L’accès à l’eau : un droit humain inaliénable en RDC ? (Brèves juridiques N°240)
Les faits
L’eau est l’une des ressources les plus abondantes sur Terre, couvrant plus de 70 % de la surface du globe. Selon la Banque mondiale (2018), la RDC est le pays le plus riche en eau d’Afrique, possédant environ 52 % des réserves d’eau du continent et 23 % des ressources en eau renouvelables intérieures.
Cependant, malgré ces immenses potentialités, une grande partie de la population congolaise n’a pas accès à l’eau potable. Il suffit de sortir tôt le matin pour constater le calvaire quotidien : des files interminables de bidons jaunes, usés par le temps et les conditions de conservation, envahissent les rues en quête de cette denrée rare. Trouver de l’eau, ou avec un peu de chance de l’eau "potable", devient une lutte quotidienne.

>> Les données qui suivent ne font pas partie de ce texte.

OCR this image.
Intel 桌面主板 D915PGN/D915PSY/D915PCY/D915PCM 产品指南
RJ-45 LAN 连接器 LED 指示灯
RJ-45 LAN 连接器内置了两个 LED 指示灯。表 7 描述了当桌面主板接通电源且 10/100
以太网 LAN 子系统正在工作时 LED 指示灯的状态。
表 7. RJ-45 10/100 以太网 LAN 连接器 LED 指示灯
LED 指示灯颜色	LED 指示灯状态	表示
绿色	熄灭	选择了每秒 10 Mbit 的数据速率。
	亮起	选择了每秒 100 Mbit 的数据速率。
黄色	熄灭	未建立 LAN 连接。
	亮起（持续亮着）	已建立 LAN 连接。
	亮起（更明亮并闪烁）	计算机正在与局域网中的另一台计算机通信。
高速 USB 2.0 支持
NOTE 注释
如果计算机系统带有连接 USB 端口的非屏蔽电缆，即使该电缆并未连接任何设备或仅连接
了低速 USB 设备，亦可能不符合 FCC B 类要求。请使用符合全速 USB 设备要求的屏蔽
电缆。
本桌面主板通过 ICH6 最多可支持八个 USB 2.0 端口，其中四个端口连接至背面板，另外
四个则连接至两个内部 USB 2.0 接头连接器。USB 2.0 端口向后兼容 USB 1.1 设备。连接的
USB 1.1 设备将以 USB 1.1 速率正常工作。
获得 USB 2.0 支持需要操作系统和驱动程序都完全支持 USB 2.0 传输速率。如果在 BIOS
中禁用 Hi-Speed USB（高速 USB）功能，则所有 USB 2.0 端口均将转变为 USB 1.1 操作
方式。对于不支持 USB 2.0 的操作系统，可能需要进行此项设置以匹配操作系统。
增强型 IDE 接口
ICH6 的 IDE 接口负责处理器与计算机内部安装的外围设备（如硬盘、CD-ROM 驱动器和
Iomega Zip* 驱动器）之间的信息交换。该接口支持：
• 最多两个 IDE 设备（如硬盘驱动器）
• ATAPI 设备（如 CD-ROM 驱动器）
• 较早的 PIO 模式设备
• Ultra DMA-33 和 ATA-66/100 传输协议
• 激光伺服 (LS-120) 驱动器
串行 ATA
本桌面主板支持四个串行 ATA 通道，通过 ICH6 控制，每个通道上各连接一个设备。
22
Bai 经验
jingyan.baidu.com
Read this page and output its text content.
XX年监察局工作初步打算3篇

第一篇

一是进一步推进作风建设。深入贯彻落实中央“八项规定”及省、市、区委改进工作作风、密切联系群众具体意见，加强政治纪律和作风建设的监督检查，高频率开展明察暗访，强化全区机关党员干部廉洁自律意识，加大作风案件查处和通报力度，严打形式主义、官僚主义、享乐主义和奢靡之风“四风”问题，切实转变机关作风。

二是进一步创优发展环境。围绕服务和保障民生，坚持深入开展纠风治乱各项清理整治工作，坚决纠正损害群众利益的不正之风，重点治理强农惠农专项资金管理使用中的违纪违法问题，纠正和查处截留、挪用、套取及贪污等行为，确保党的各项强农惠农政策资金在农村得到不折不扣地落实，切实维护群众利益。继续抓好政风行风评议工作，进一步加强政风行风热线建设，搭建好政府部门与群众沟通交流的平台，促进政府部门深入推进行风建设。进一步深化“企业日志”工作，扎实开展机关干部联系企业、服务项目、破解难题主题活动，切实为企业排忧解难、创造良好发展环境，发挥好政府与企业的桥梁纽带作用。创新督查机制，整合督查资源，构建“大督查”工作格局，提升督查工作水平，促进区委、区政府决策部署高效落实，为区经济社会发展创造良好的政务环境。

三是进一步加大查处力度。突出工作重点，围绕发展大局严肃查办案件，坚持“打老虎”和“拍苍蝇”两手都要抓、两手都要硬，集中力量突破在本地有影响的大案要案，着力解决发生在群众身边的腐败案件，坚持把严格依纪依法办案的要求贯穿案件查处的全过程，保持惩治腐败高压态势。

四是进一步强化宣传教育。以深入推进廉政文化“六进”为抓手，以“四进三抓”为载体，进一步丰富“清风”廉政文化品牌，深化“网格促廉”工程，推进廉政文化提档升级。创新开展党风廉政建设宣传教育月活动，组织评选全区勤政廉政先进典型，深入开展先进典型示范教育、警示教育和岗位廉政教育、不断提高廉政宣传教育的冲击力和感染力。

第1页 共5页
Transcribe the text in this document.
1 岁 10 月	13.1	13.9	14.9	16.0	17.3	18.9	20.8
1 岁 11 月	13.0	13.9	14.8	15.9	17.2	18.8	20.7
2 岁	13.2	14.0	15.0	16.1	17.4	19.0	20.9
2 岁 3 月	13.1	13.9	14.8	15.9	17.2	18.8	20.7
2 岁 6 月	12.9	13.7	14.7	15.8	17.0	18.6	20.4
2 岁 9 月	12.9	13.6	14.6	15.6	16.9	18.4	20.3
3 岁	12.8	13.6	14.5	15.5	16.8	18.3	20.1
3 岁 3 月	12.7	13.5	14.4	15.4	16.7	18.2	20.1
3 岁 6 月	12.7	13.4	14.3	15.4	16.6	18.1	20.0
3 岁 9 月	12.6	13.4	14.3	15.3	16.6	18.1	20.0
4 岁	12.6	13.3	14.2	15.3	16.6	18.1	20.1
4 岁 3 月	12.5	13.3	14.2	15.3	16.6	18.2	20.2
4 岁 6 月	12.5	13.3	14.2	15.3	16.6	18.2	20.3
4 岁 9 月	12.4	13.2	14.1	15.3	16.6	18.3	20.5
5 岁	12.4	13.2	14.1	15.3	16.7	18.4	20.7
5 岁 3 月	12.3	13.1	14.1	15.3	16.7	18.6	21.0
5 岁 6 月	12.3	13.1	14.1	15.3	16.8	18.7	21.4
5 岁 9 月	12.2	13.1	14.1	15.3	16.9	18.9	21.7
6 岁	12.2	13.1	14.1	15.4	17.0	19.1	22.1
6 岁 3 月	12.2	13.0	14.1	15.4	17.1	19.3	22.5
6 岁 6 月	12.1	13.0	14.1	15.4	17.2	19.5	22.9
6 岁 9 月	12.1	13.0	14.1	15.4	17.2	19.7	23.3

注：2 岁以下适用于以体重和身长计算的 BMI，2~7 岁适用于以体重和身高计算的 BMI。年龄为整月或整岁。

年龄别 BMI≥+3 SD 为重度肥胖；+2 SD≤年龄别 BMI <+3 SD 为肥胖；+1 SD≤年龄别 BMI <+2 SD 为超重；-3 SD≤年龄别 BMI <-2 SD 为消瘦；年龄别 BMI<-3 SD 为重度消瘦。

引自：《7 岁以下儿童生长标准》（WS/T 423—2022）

Ce phénomène ne se limite pas aux quartiers populaires : même les voisins de la mairie ou du gouvernorat de province ne sont pas épargnés. Que dire alors des populations vivant dans des cités lointaines, où la situation est encore plus alarmante ?
En droit
L’eau, source essentielle de vie, demeure un défi majeur en RDC. Pourtant, la Constitution, à travers son article 48, garantit le droit d’accès à l’eau potable. En 2015, la loi n° 15/026 sur l’eau a été adoptée pour offrir un cadre juridique moderne et assurer une gestion durable de cette ressource vitale.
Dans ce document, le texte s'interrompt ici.